Testosterone supplementation in older men with osteoporosis, particularly those treated with glucocorticoids (which specifically decrease serum testosterone levels), has been in use for many years, with some clinical trial support. Wagner et al. presented a 5-year, randomised, controlled trial in 52 cardiac transplant patients. These men were treated every three months with infusions of ibandronate and were additionally randomised to receive testosterone supplementation. At 5 years, hypogonadal patients randomised to testosterone showed larger increases in femoral neck BMD than did eugonadal patients or hypogonadal patients not given testosterone replacement (12.4% compared with 16.4%). Fracture incidence was reduced in men randomised to testosterone compared with those treated with ibandronate only. Because the numbers of subjects in this study are small, as in previous testosterone studies, these cannot be regarded as definitive findings, but they do build on the existing data to suggest that targeting testosterone replacement to men with demonstrable deficiency is beneficial to bone health. This may have additional benefits in terms of energy levels and libido, but there is ongoing concern regarding prostate cancer risk.
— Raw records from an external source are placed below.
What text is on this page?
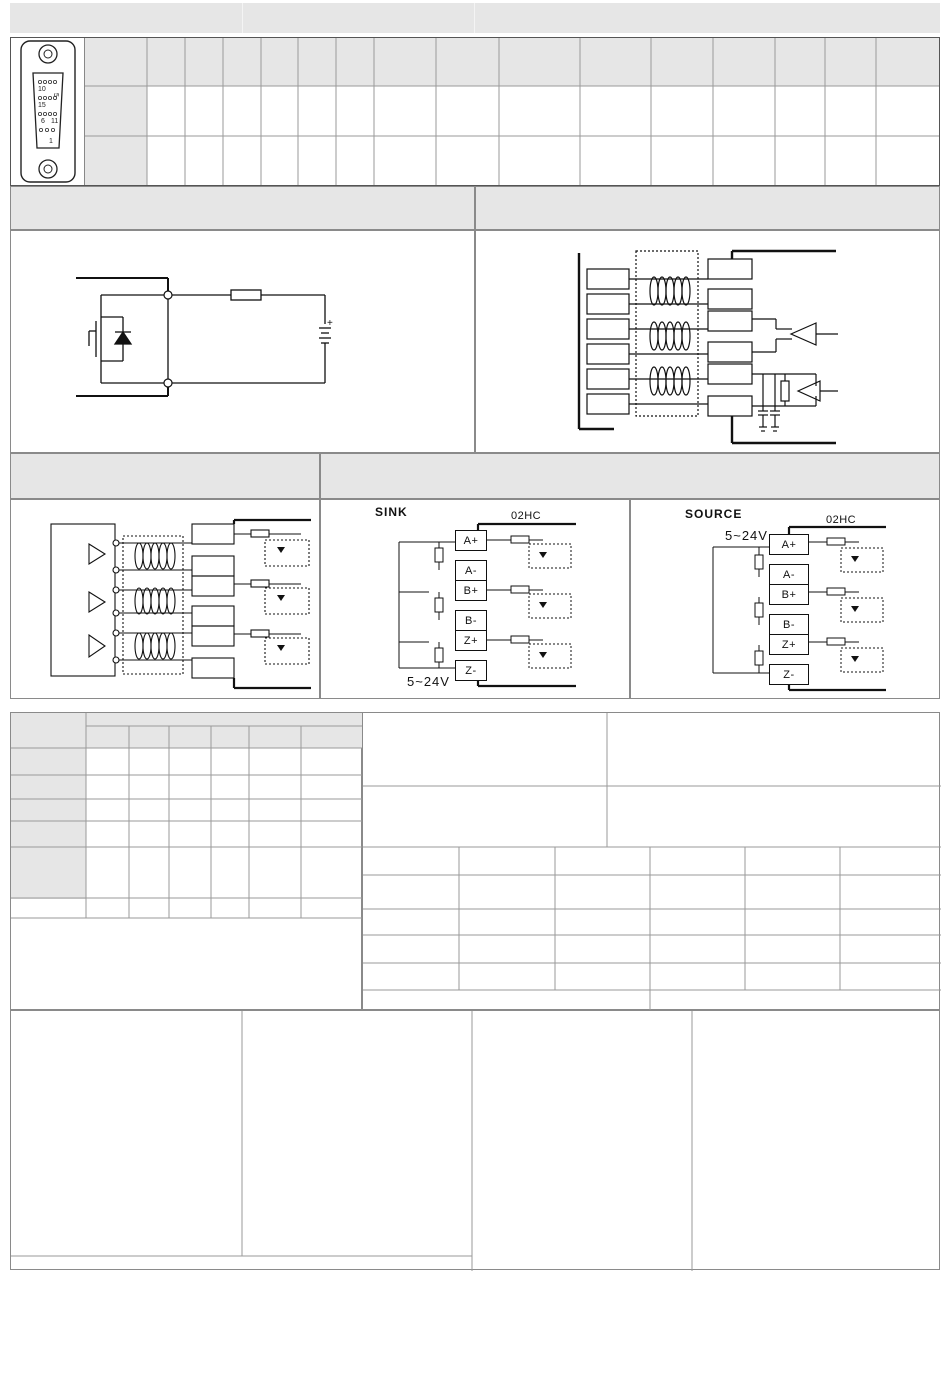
5
10
15
1
6 11
+
SINK	02HC
5~24V
A+
A-
B+
B-
Z+
Z-
SOURCE	02HC
5~24V
A+
A-
B+
B-
Z+
Z-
Vitamin D continues to be an area of significant clinical controversy. Data were presented from the AGES-Reykjavik Study, which is a prospective study of almost 6000 elderly subjects from Reykjavik. The present report addressed the relationship between baseline serum 25-hydroxyvitamin D and subsequent risk of hip fracture, after adjustment for a large number of other variables, including measures of frailty. Serum 25-hydroxyvitamin D levels <30 nmol l−1 doubled the hip fracture risk, but vitamin D levels above 30 nmol l−1 were not related to fracture risk. Reid et al. presented rather different data, which led to a generally similar conclusion. In a systematic review of trials of vitamin D supplementation in adults (23 studies in all, including more than 4000 individuals), they found that most studies observed no beneficial effects of supplementation on BMD. When the data are meta-analysed, the only site to show a statistically significant effect was the femoral neck, with an average increase of 0.8% over 2 years. In the spine, total hip, forearm and total body, there was no evidence of beneficial BMD effects. There was a trend for studies in which the mean baseline 25-hydroxyvitamin D level was <50 nmol l−1 to show a beneficial effect, and vitamin D supplement doses <800 U per day were more likely to be beneficial than higher doses. These findings suggest that the use of vitamin D supplements in adult populations that do not have specific risk factors for vitamin D deficiency is unlikely to contribute to osteoporosis prevention. The Reid study is consistent with the conclusions from the Reykjavik study that maintenance of serum 25-hydroxyvitamin D levels >30–40 nmol l−1 is probably all that is necessary for the maintenance of adult skeletal health. These findings align with the recommendations of the Institute of Medicine.


Creative Commons License This work is licensed under a Creative Commons Attribution-Noncommercial-No Derivative Works 3.0 United States License.